I recently received a fundraising letter from “Funding Future Leaders,” an organization that is attempting to address the seminarian debt crisis. The average debt, halfway through seminary, is nearly $40,000 a year. And the Episcopal Church “is the only major denomination in the United States that does not have a central funding source to support seminaries in their education and training.” This was the reason I went to the Divinity School rather than General. The Divinity School gave me a full scholarship.
Building an endowment will not solve the problem that churches can't pay clergy, and that the education clergy get is too expensive. What is missing is a comprehensive examination of what we can expect of clergy, many of whom are on their second career and have families; and a reconsideration of how we might educate them. Why should we have full-time clergy and education always done on location?
As churches become poorer, they will call bi-vocational clergy. These clergy may be, for example, social workers, academics, nurses, lawyers and businesspeople. They may work full or part time in other professions. This may be a blessing. Mormon elders, for example, typically have full time work, and I have heard that most Mormon services are shared by the members.
The diocesean staff will become consultants for congregational development depending on their area of expertise. The cathedral staff will provide a support role for these clergy, and some of them will share a parish with cathedral work. Currently, the diocese of New York has three congregational support officers who also work in parishes.
Training bi-vocational clergy implicitly anoints the holiness of their secular profession; and recognizes that their vocational gifts have an appropriate place in churches. We should not be shy or timid – this might be an overwhelmingly positive change for the church.
It does mean that we will have to train clergy differently.
The National Church should institute a rigorous on-line program. The seminarians would be expected to read during the year and participate in on-line forums regularly. But for four summers they would find themselves on a common campus for three weeks, where they would be praying, studying, and gathering. One year should be out of the country, and a pilgrimage would be required. Regional weekend meetings would be arranged.

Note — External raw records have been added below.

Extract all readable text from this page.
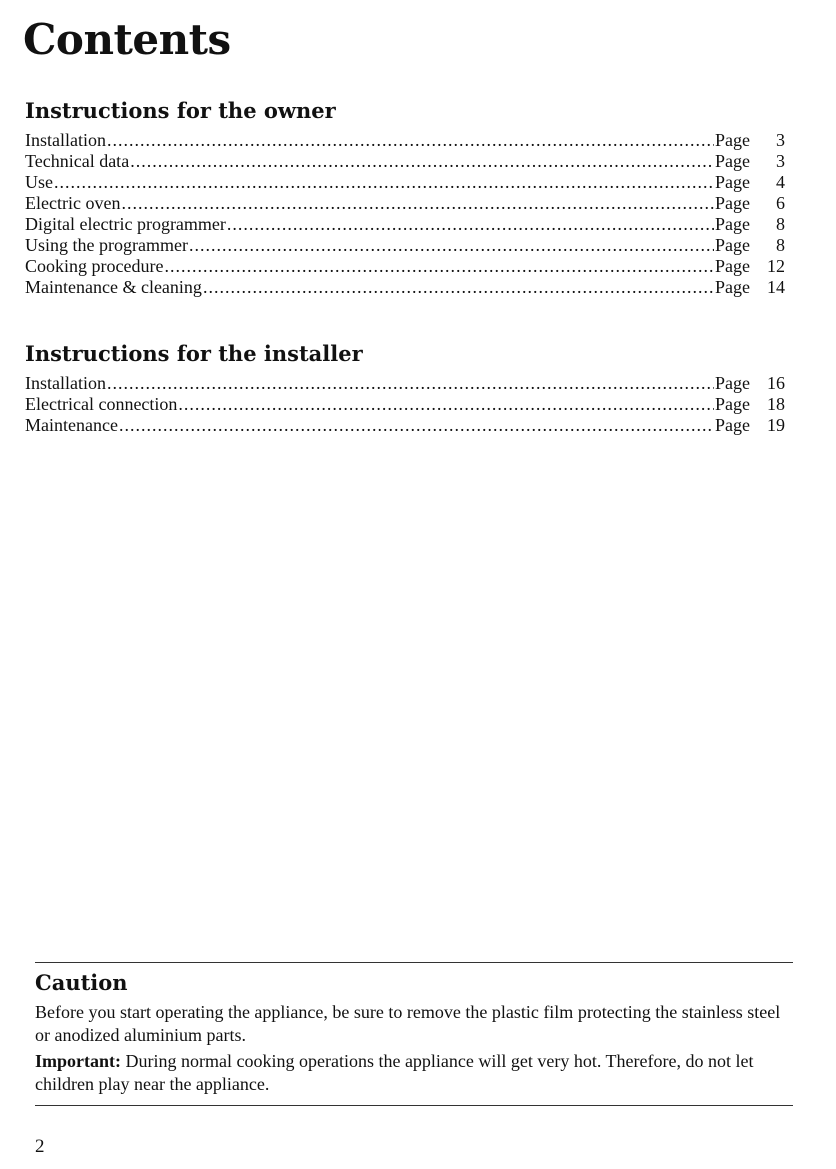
Contents
Instructions for the owner
Installation .....	Page	3
Technical data .....	Page	3
Use .....	Page	4
Electric oven .....	Page	6
Digital electric programmer .....	Page	8
Using the programmer .....	Page	8
Cooking procedure .....	Page 12
Maintenance & cleaning .....	Page 14
Instructions for the installer
Installation .....	Page 16
Electrical connection .....	Page 18
Maintenance .....	Page 19
Caution

Before you start operating the appliance, be sure to remove the plastic film protecting the stainless steel or anodized aluminium parts.

Important: During normal cooking operations the appliance will get very hot. Therefore, do not let children play near the appliance.

2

During each of the four years they would have to have internships at different parishes and religious agencies, working with clergy recommended by the local bishop. By the end of four years, the student would get a wide variety of institutional experiences and have a better understanding of church work.
This would not supplant a three-year program. But our resources would be used
differently. Students who needed to
work could work, and pay for a much more affordable program within their budget
and without using scholarships (I estimate that such a program would be $5000 a
year each year). Bishops could then use
their resources for those students able and willing to spend three years on
site. And students who are
academically inclined can still compete for places in wealthier institutions.
who really have the talent to organize a full-time parish will be able to find
employment; churches that cannot afford these priests can hire those who have
other sources of income, instead offering them a rectory and benefits with
small stipends. These bi-vocational
priests will still have to have gifts of hospitality and preaching. But they will not always have to worry about
their salary. The work of keeping
the property stable will correctly be shared in the assembly.
Dioceses will have to make some
modifications to ensure their general health, strengthening attendance
requirements to encourage collegiality while simultaneously being more
flexible. Bi-coational clergy will weaken clerical power, while
possibly strengthening bishops and laity.
Liberating small churches from the challenge of supporting one person, upon whom all the responsibility of building a parish seems to lay, while still having talented clerical leadership, requires some thought about our institutional organization. One theory is that our need for full-time clergy in every small church inhibits the assembly from taking responsibility for its mission in Christ.